Legs JapanLiquid Masturbation feat. Shino Aoi (2018)

As an image, this is unqualified rubbish–it’s overexposed (the white of the drop cloth is so hot it blows out most of the dimensionality of Aoi’s left side) and other than depicting a naked body covered in goop there’s no readily discernible point to it. (You can click on the link to more of the pics from the series but even once you find out that Aoi lays down on the drop cloth and then is showered in lube and ‘masturbates’, knowing what’s going on and what the goop is honestly adds nothing to the proceedings.)

Why post it then?–Well, it got me thinking about texture. (Or, more accurately: I’ve been thinking more than usual about texture since this post back in June.)
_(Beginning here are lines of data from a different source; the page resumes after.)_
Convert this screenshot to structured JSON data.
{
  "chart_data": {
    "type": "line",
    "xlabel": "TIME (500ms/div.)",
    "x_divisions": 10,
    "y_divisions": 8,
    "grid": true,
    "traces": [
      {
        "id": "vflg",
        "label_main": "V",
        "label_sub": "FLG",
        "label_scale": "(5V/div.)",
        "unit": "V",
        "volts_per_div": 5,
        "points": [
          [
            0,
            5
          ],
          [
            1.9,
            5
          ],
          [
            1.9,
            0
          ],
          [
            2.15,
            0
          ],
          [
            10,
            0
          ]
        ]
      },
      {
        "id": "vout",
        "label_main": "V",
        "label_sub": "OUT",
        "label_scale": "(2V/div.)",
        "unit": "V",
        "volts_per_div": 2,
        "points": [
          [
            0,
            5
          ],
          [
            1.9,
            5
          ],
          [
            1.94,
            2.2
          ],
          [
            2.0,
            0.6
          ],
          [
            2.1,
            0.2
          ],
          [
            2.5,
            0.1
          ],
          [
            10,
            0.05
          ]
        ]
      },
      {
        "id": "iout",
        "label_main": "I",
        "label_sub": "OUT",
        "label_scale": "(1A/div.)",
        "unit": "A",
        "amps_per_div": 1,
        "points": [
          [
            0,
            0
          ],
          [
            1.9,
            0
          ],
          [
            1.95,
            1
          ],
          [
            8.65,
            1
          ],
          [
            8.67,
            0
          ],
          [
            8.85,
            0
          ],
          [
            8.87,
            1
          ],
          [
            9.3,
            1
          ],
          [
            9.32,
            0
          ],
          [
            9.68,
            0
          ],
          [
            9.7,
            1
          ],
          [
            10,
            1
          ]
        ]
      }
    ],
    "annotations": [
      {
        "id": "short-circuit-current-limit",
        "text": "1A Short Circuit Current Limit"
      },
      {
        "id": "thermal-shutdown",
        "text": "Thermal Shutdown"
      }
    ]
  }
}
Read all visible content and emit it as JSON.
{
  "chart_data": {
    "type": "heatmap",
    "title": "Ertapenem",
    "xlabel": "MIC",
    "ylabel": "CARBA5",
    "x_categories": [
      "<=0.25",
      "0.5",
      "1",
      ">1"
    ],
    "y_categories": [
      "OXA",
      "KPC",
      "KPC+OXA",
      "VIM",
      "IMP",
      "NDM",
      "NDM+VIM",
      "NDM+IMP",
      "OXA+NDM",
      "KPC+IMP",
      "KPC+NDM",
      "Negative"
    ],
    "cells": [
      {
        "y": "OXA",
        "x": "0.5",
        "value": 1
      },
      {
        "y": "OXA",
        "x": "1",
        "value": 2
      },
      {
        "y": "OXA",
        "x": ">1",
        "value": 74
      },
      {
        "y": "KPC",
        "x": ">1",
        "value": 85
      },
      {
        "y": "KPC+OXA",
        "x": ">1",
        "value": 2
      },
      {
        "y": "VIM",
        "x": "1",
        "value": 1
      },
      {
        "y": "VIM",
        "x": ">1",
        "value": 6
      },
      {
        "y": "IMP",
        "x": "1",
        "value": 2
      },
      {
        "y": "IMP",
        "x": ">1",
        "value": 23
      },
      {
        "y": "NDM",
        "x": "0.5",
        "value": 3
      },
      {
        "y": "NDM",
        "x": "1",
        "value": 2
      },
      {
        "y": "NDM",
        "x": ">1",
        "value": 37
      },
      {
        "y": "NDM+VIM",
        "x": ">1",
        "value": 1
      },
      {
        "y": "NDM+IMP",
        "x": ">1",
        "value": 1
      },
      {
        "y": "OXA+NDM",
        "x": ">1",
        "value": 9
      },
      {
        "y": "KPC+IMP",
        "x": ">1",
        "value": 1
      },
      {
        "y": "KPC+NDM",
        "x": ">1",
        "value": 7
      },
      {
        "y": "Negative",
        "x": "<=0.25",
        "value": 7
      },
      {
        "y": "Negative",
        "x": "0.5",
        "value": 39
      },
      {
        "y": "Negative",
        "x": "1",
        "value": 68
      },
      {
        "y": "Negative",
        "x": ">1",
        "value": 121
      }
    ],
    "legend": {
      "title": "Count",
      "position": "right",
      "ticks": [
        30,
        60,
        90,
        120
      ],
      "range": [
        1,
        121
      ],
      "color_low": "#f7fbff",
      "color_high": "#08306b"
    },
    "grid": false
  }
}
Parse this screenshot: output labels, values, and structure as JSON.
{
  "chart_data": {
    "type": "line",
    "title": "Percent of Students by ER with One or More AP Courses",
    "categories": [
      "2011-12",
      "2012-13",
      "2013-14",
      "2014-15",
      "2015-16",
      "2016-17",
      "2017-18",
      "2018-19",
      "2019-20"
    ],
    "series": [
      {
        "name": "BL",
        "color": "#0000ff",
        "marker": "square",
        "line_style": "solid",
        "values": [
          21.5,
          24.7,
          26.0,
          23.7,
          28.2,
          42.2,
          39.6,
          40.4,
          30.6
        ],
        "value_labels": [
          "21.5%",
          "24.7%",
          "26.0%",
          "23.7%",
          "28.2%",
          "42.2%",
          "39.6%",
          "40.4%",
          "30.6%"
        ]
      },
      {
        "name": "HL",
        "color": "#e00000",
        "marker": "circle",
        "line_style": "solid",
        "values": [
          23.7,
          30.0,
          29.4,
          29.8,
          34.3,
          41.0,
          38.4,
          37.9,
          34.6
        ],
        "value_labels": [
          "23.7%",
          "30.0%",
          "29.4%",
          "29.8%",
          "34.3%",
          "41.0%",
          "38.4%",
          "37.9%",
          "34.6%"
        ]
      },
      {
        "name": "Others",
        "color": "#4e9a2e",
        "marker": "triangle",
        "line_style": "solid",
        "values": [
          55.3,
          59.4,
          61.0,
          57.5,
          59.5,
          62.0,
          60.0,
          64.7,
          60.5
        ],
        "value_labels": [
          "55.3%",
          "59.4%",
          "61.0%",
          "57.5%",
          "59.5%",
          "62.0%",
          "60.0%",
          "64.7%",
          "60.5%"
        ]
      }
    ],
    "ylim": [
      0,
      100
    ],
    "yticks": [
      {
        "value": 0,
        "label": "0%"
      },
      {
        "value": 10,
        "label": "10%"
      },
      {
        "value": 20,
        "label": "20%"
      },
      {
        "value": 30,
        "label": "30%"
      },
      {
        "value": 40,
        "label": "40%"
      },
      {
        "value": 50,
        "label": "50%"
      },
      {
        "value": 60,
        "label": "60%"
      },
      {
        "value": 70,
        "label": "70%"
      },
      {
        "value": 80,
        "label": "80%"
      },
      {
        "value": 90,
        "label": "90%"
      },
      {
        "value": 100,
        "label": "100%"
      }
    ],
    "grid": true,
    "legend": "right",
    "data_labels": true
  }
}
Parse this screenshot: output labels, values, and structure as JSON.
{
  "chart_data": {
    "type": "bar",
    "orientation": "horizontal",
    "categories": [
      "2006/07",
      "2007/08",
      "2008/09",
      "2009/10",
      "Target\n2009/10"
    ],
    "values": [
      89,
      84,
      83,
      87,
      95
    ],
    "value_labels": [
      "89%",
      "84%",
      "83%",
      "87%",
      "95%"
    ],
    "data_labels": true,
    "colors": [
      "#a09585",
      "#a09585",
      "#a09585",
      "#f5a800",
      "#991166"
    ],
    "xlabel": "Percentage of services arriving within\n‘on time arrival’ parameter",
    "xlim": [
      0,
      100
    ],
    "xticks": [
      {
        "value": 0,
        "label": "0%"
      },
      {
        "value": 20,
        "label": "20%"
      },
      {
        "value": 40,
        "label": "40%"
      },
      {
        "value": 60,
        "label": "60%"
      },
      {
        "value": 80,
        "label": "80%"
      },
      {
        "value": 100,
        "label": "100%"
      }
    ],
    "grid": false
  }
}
For some reason: the notion that texture in photographs is a kind of sum greater the the total of the parts. This was around the same time I happened across this video from Wired where a musician explains the concept of harmony in five different levels of difficulty.

The musician starts off asking what this obvious bored kid think harmony is. He explains that it’s when two people sing together and it sounds nice. The musician tells him he’s right and the proceeds to use Amazing Grace as an example. He plays the melody with one hand and then askings leadingly if it doesn’t sound lonely. He then brings in his second hand to harmonize and asked the kid which one he preferred. The kids says the one with two hands. And the musician says that’s exactly right because with more notes we can communicate how more emotion with the melody.

The second person is a teenager. She defines harmony as when two people–usually a high and a low tone voice–blend the two voices together to sound better. The musician repeats what she’s said but adds that harmony is a melody played with feeling and a sense of some sort of story from where it begins to where it returns home again. (I really think that’s more of a revelatory way of framing it than I can accurately articulate.)

He then does something interesting. He noodles through Amazing Grace purposely hitting a sour note. But he backs up and then shows that by knowing you want to hit that note on your way home, you can surround it by notes that actually make it make sense in the given the context.

The rest of the video is great but I don’t pretend to understand the more complicated music theory stuff–once you get into add 9 and suspended notes, my eyes cross and I start to drool. But it’s amazing to watch the way that Herbie Hancock and the musician can just communicate with musical language like two old friends who haven’t spoken in a long while.

I’m less inclined to say that texture necessarily works the same way as harmony does in music; yet, to the extent that we can say that a 2D photograph or image has dimensionality and/or texture, it’s as a result of a confluence of factors designed to emphasize visible textural cues.